Fueled by the grief of losing Mother, and the desire to free her creative spirit, she stages a mutiny of art, music and film. Daughter4254 almost succeeds but is betrayed by her brother and thrown into prison, where she meets Thomas, a boy from the mythical mountain colonies where the arts are encouraged and people have names. If they can’t escape quickly, they will both be sentenced to the MindWipe – a process that erases your mind leaving your body free for the government to use. When their escape plan goes awry, Daughter4254 is forced to choose between changing the world or following Thomas to the quiet life of freedom she has always desired.
First 150 Words:
It was against the law for my mother to comfort me when I cried, but that’s what I remember most vividly about her. If it was at all possible, she would hold me while I sobbed like a brand new one. My mother tried to teach me not to break down emotionally when I was young; it would give away my mental status.

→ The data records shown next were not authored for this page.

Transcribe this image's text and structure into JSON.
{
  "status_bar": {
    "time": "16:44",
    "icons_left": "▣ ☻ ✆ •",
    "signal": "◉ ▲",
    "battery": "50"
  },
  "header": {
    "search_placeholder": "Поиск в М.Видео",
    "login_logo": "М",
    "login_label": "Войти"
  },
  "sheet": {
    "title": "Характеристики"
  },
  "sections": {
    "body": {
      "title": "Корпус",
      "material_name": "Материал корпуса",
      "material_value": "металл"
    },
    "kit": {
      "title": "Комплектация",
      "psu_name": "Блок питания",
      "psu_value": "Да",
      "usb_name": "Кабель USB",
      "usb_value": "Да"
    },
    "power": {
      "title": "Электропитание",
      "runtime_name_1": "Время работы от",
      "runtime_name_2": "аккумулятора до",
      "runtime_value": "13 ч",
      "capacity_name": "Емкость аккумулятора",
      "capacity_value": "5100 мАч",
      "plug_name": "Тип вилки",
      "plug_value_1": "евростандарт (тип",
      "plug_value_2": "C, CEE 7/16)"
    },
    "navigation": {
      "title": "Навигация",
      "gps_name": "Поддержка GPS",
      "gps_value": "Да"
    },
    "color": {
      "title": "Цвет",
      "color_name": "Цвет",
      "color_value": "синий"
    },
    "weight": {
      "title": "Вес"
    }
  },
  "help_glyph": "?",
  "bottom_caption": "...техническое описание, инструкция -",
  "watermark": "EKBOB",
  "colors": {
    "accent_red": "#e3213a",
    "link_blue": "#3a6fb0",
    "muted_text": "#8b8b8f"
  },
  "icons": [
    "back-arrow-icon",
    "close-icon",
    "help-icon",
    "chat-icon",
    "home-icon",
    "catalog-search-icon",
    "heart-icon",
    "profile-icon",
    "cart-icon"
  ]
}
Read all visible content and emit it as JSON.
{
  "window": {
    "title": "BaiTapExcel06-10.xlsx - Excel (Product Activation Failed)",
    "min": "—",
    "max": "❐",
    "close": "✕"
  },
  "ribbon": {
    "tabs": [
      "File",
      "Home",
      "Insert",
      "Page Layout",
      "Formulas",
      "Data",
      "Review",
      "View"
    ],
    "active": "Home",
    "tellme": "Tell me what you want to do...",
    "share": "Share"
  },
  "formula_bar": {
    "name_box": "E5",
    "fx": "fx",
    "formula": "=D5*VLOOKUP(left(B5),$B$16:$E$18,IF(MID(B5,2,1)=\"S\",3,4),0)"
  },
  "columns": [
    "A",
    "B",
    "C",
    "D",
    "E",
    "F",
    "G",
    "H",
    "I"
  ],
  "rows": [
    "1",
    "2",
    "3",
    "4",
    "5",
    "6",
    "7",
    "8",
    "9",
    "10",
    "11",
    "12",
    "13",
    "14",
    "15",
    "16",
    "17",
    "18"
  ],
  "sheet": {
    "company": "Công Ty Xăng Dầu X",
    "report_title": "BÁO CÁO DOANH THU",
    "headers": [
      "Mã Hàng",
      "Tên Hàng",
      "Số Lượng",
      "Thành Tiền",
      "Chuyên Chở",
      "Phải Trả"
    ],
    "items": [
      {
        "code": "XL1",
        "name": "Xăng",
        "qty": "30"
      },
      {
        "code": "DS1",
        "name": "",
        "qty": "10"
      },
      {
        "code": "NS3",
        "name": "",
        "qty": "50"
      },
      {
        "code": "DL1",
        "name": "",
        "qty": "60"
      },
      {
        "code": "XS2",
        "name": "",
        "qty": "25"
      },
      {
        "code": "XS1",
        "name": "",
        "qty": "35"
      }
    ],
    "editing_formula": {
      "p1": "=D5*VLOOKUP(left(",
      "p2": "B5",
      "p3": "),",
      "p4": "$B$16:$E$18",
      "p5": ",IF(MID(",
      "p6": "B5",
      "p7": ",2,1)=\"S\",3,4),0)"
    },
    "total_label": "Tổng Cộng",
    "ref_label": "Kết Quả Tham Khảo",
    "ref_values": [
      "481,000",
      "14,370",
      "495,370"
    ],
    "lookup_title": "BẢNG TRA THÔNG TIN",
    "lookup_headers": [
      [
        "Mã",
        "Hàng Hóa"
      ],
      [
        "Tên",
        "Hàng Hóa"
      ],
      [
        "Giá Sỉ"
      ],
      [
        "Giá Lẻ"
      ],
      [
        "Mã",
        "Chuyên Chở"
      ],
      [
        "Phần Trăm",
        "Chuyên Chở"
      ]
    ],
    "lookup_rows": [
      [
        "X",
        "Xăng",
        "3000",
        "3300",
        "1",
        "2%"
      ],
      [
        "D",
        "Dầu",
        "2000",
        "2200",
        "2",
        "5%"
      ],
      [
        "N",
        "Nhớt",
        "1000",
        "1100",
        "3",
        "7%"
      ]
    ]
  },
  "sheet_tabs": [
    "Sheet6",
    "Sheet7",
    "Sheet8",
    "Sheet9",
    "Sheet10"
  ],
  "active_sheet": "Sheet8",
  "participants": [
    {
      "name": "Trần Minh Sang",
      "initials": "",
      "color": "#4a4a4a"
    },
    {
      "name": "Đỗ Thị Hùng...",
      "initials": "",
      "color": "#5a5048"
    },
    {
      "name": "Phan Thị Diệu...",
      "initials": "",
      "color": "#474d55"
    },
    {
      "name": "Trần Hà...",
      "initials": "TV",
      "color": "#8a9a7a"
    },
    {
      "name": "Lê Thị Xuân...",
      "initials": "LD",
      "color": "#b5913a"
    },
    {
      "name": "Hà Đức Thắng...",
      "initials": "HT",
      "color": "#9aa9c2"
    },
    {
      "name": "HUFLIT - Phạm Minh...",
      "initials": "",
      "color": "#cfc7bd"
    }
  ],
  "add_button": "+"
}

But it was not a lesson I learned quickly or easily. the hugs and kisses and pats on the back were part of many secrets we owned. We constantly gambled that the Auto Eye attendants would not notice us: one small blip of a family on their hundreds of monitoring screens.
Still, the large round bubble loomed like a wicked insect on the ceiling of our home pod. The camera and microphone concealed beneath the dark plastic lump recorded our every word and move and sent them back to the government for monitoring.